The second hardest thing after rehab was having to reassess just about all of my relationships. I knew that a substantial amount of people had to go — that they were either a risk to my sobriety and mental health, or had very little interest in my new incarnation, or both. The knowledge that I was doing what was best for myself was tainted with almost unbearable loneliness (which I’m still grappling with).
The third hardest thing was that I was still in denial about being an addict. While in rehab, I was in the program for “mental illness,” meaning I wasn’t technically required to attend the nightly NA/AA meetings. But I went to them all anyway, mainly because there was so little to do there; the twice-a-week “open” meetings also allowed a brief glance into the outside world, as members of the local community would attend. So even though by all appearances I was coming to terms with being an addict, I was actually constantly going through a list of excuses in my head as to why I had been using so much. The #1 method of denial came in the form of blaming it all on my trauma and the consequent, demolishing depression. My use was simply a side-effect of my being so miserable, I told myself over and over and fucking over again. It wasn’t until I completed my outpatient program (which came with built-in drug testing) and relapsed a countless number of times did I decide: “oh fuck, they were right. I’m an addict.” I thought I would just test myself, see if I could use a little, here and there, now that I was “all better.” It turned out that every relapse story you hear in NA is true; it’s virtually impossible for an addict to recreationally use.

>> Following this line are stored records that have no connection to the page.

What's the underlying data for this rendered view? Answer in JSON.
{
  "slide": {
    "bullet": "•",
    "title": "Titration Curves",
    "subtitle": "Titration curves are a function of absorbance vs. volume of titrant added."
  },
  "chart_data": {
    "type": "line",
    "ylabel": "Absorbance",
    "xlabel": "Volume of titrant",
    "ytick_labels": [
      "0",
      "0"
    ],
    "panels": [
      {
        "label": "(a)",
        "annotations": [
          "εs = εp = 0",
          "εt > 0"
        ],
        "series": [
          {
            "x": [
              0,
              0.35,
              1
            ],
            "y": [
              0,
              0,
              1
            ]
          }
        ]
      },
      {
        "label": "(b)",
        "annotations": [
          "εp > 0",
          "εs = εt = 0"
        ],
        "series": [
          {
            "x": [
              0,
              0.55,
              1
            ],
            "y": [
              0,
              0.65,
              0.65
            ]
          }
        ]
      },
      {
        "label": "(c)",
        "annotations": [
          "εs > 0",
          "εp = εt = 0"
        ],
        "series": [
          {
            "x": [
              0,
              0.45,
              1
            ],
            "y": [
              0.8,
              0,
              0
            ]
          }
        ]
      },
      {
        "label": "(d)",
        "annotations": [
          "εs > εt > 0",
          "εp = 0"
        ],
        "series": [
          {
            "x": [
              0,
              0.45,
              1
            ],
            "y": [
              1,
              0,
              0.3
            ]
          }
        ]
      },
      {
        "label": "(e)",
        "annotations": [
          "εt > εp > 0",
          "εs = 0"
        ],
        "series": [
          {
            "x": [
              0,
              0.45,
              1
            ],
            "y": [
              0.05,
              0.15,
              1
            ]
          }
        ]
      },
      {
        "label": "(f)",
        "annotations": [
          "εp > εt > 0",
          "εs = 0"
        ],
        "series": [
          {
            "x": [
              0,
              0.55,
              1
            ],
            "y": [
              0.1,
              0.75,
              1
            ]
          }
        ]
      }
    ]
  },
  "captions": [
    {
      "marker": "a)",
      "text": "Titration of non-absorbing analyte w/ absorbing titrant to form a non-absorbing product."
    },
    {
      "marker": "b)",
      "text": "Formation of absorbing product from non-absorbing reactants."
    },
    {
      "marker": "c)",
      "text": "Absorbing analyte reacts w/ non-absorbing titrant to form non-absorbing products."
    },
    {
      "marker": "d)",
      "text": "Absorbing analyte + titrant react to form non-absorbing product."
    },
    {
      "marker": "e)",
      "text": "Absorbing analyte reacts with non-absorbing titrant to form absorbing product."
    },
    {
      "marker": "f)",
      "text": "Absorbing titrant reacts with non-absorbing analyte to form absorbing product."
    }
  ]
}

But what has been — by far — the most difficult for me in this strange in-between realm of early sobriety has been that I have convinced myself I cannot afford to waste any more time, period. I’m so terrified of making the wrong decision — in virtually any area, but especially career and education — that I find myself consistently paralyzed and instead make no decision whatsoever. When I was using, I had such tunnel vision that the only path I could see was to continue to get more and more fucked up, and scrounge for the money to do so. Now that I can see how many options actually exist, I don’t see how I can possibly select one.
The other day, my DBT therapist had me look at my resume for the first time since August (when I had desperately applied to a host of positions in a frenzy of anxiety, only got one interview, and showed up so physically and emotionally shattered that I left sobbing). All those feelings of inadequacy, guilt, and hopelessness came surging back, and this time I didn’t have an instant escape to line up and snort. I was sitting next to my old dying cat — who I’ve had since childhood — and just totally fucking lost it.
How can I make myself commit to something if it turns out to be the wrong thing? It doesn’t feel like an accomplishment anymore to “just” be sober.